India’s role in responding to the issue of climate change is thus critical if there is to be any prospect of achieving outcomes close to the targets agreed at COP 21 in Paris in 2015.
The government’s policy response has been impressive and wide-reaching. While not agreeing to target a reduction in carbon emissions, with potentially serious implications for economic growth, the government has set out ambitious plans to reduce significantly the carbon intensity of the economy. When he was Chief Minister of Gujarat, Prime Minister Narendra Modi published a book on climate change entitled A Convenient Action, and over the past decade India has implemented well-conceived policies to encourage renewable energy. Renewables now account for 21 per cent of electricity generation capacity. Solar capacity has reached 30 GWs, exceeding the initial target of 20 GW three years ahead of schedule; the revised target is 100 GW by 2022.
The re-elected Modi administration has quickly signalled further focus on sustainability. The programme for the new government’s first 1,000 days included targets for solar power and the budget set out a number of measures to encourage renewable energy and electric vehicles.
But government action, however ‘convenient’, cannot alone mitigate the growing impact that India’s economic growth could have on the climate challenge we face. What is now needed is genuine leadership on climate responsibility from India’s private sector.

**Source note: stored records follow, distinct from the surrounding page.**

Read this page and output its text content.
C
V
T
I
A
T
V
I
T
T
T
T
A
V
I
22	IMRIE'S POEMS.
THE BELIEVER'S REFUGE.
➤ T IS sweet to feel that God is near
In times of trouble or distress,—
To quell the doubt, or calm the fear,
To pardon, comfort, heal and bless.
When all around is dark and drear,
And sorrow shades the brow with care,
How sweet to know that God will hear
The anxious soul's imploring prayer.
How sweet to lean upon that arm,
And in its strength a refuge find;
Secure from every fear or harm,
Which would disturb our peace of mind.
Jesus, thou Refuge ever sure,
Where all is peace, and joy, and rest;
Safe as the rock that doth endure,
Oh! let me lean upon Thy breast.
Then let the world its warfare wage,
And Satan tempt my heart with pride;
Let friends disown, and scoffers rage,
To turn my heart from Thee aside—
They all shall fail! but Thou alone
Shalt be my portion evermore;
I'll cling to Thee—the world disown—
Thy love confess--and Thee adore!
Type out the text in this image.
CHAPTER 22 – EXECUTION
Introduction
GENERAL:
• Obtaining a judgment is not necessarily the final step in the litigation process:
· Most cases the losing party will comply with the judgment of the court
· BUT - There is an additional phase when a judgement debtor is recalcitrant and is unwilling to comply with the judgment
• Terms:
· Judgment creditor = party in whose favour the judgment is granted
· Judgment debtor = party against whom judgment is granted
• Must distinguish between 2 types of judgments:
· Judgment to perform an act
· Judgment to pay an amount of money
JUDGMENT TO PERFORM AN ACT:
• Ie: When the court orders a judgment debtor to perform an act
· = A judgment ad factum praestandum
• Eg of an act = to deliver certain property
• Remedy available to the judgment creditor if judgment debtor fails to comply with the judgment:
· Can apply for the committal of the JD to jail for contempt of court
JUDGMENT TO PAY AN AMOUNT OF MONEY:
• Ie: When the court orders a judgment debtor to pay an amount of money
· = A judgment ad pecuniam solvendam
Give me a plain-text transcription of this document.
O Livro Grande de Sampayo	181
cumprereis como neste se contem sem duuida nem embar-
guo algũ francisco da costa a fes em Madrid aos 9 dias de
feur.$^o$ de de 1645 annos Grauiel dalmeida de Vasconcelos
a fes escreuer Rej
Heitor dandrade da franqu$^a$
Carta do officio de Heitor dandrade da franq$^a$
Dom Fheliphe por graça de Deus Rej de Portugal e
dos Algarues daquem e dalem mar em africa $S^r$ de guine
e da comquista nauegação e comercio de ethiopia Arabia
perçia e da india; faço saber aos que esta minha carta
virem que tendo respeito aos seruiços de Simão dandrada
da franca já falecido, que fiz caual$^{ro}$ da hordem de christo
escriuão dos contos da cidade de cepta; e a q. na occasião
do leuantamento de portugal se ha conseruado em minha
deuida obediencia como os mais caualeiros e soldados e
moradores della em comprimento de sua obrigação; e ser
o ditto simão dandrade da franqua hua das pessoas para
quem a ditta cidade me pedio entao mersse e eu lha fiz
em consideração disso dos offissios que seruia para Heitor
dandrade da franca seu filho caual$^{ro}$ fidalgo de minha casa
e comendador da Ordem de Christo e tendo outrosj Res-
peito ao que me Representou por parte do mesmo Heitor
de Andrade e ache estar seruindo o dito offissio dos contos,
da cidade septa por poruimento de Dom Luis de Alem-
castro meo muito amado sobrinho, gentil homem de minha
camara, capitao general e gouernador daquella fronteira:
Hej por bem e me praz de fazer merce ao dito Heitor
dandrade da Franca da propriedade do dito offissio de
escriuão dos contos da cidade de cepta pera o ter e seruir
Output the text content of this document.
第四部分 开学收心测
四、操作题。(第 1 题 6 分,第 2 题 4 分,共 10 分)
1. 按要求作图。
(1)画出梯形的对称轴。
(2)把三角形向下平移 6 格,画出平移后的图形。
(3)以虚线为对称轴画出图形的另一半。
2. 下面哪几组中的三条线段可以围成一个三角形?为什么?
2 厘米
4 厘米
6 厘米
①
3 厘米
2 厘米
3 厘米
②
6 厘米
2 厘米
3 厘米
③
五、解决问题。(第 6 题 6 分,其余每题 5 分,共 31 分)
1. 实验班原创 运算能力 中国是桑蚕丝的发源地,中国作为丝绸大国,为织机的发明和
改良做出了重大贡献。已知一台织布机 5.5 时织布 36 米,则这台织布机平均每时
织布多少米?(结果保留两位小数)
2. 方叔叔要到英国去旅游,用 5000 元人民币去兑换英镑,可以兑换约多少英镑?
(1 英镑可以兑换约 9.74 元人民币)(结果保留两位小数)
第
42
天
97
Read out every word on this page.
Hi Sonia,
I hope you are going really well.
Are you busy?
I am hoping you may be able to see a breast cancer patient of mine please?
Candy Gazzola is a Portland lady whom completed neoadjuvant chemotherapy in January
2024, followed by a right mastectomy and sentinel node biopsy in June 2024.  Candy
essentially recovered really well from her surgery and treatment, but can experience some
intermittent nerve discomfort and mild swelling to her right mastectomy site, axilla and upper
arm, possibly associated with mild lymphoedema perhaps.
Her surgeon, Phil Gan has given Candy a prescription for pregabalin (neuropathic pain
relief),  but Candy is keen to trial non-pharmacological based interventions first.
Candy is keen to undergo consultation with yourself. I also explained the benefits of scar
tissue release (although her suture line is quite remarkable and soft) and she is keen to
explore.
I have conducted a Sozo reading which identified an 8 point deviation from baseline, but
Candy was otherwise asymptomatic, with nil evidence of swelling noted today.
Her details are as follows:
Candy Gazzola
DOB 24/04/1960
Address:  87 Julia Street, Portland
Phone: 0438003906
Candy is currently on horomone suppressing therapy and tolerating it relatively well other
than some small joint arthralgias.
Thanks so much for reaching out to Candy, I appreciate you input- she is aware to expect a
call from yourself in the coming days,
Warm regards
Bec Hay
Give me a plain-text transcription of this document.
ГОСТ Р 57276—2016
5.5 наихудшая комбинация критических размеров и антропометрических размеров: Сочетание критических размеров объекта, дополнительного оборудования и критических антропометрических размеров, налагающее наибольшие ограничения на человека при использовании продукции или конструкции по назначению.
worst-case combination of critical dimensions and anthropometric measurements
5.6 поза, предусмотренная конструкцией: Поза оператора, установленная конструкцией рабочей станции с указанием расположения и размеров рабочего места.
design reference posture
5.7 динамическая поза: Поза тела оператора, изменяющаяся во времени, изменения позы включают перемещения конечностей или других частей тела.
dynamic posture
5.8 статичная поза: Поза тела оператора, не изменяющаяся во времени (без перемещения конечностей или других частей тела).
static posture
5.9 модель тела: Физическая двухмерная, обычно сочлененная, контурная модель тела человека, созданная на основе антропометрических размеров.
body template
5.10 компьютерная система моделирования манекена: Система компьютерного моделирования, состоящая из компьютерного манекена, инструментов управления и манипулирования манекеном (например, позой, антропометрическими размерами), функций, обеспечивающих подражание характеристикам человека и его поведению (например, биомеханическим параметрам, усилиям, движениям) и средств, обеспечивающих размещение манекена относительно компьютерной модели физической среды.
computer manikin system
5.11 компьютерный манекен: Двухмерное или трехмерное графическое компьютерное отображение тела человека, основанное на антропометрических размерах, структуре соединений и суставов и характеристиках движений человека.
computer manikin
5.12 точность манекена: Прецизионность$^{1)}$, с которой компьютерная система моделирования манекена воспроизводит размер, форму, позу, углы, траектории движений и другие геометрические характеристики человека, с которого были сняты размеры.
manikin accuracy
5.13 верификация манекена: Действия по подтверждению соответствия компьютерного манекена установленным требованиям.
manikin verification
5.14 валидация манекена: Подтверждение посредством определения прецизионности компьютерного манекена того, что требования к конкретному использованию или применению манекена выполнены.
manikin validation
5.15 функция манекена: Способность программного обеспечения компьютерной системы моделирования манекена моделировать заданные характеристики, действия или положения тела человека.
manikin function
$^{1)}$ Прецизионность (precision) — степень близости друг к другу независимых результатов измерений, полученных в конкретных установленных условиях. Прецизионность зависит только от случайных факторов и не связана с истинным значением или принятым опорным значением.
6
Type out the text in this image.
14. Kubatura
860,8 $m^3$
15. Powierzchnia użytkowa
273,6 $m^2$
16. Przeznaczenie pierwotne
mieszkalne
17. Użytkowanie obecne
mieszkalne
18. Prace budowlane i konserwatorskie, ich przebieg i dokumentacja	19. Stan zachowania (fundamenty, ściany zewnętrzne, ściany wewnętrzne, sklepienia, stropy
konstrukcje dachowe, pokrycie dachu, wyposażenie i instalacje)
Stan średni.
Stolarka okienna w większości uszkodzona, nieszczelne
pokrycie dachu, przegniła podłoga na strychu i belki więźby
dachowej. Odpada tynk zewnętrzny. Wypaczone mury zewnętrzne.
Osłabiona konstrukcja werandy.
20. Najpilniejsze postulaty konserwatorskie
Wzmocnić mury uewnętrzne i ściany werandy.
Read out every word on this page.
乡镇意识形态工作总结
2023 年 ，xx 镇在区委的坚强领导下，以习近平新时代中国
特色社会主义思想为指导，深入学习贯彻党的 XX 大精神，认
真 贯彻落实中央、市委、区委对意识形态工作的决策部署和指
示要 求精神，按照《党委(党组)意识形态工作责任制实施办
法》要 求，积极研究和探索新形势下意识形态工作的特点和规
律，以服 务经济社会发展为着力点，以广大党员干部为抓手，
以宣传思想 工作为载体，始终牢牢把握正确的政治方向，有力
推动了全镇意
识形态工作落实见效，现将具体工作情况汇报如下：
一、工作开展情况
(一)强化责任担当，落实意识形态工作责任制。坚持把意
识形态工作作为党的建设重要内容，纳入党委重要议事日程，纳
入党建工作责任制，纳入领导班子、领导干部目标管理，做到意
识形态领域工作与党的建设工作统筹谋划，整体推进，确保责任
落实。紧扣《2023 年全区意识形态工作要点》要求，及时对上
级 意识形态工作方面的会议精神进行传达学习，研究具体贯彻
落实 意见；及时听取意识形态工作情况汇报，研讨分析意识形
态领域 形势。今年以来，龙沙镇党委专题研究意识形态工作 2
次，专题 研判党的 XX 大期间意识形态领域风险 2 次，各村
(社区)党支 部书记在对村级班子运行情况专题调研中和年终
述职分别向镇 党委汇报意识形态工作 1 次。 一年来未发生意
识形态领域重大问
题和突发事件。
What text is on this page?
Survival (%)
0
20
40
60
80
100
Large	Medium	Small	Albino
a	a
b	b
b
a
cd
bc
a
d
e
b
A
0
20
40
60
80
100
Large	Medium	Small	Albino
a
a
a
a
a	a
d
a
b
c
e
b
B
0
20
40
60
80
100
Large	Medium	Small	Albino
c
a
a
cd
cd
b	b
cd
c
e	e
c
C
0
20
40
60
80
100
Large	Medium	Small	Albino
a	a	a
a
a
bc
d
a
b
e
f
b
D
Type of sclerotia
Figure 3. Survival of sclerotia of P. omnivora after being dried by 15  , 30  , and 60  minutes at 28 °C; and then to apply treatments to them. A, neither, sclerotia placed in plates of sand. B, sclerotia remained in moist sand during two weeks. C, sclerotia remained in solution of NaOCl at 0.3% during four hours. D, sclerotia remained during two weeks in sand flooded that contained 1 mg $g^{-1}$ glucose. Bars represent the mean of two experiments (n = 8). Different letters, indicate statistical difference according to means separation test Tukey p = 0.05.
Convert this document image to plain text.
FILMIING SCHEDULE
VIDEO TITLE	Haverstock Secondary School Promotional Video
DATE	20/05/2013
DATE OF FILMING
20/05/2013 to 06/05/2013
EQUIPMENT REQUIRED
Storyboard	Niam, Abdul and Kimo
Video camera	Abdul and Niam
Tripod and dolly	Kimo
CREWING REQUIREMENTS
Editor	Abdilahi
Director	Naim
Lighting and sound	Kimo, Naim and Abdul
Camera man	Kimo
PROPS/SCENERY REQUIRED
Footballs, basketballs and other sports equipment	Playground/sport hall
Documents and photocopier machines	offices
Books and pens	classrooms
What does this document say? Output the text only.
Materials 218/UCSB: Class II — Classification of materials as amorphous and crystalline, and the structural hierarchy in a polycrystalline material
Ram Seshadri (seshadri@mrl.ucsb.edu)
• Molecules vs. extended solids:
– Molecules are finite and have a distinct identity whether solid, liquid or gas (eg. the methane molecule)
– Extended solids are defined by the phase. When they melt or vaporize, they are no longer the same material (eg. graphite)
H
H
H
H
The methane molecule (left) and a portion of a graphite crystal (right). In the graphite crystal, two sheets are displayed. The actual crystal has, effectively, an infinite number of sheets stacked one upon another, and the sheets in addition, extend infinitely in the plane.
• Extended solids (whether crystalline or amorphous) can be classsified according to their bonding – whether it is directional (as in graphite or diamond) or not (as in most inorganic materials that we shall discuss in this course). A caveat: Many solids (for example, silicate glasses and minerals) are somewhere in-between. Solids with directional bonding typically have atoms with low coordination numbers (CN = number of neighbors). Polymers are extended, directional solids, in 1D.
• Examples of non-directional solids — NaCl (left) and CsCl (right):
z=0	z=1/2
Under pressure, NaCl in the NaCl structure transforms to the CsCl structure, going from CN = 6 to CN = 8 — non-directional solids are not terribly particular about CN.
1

More focused on the growth agenda, corporate India has, with a few exceptions, so far lagged behind in global best practice on sustainability. India’s regulators have followed international best practice by introducing higher governance and reporting requirements. Given the social realities of the country and a long history of philanthropy, a number of Indian companies have well-developed programmes of corporate responsibility. But, without the consumer and investor pressure that is now common in developed markets, fewIndian companies have made environmental responsibility fundamental to their business strategy.
It would be in the interests of companies to get ahead of regulatory requirements by driving change to reduce their environmental impact. There is a growing body of research that demonstrates a clear correlation between corporate and stock price performance and higher standards of Environmental, Social and Governance (ESG) standards. Such action reduces cost, mitigates risk and can provide a valuable differentiator in the marketplace.
Where boards and business leaders are slow to adopt best practice, in addition to regulatory and consumer pressure, investor focus on ESG standards has proven a critical factor in lifting ESG performance. Globally, about a quarter of institutional money is now branded as ESG investment. Many of the most sophisticated global investors are now advocating ESG performance, not just as the right way to run businesses but also as essential to deliver portfolio alpha.
The global trend towards ESG investment is now set to become a significant factor in the Indian markets. International investors are increasing allocations to India, given its growth potential, and will expect high ESG standards. Several ESG funds have been launched, focusing on India, including our own Q-ECube India ESG Fund.
My years working with the Tata Group taught me much. Most notably, all Tata employees are imbued with the conviction that running businesses well and doing the right thing are as intertwined as the double helix in DNA. It is critical that such business philosophy extends to environmental responsibility and that carbon mitigation is embedded in everything companies do. Corporate India must demonstrate leadership in blunting the environmental impact of economic growth.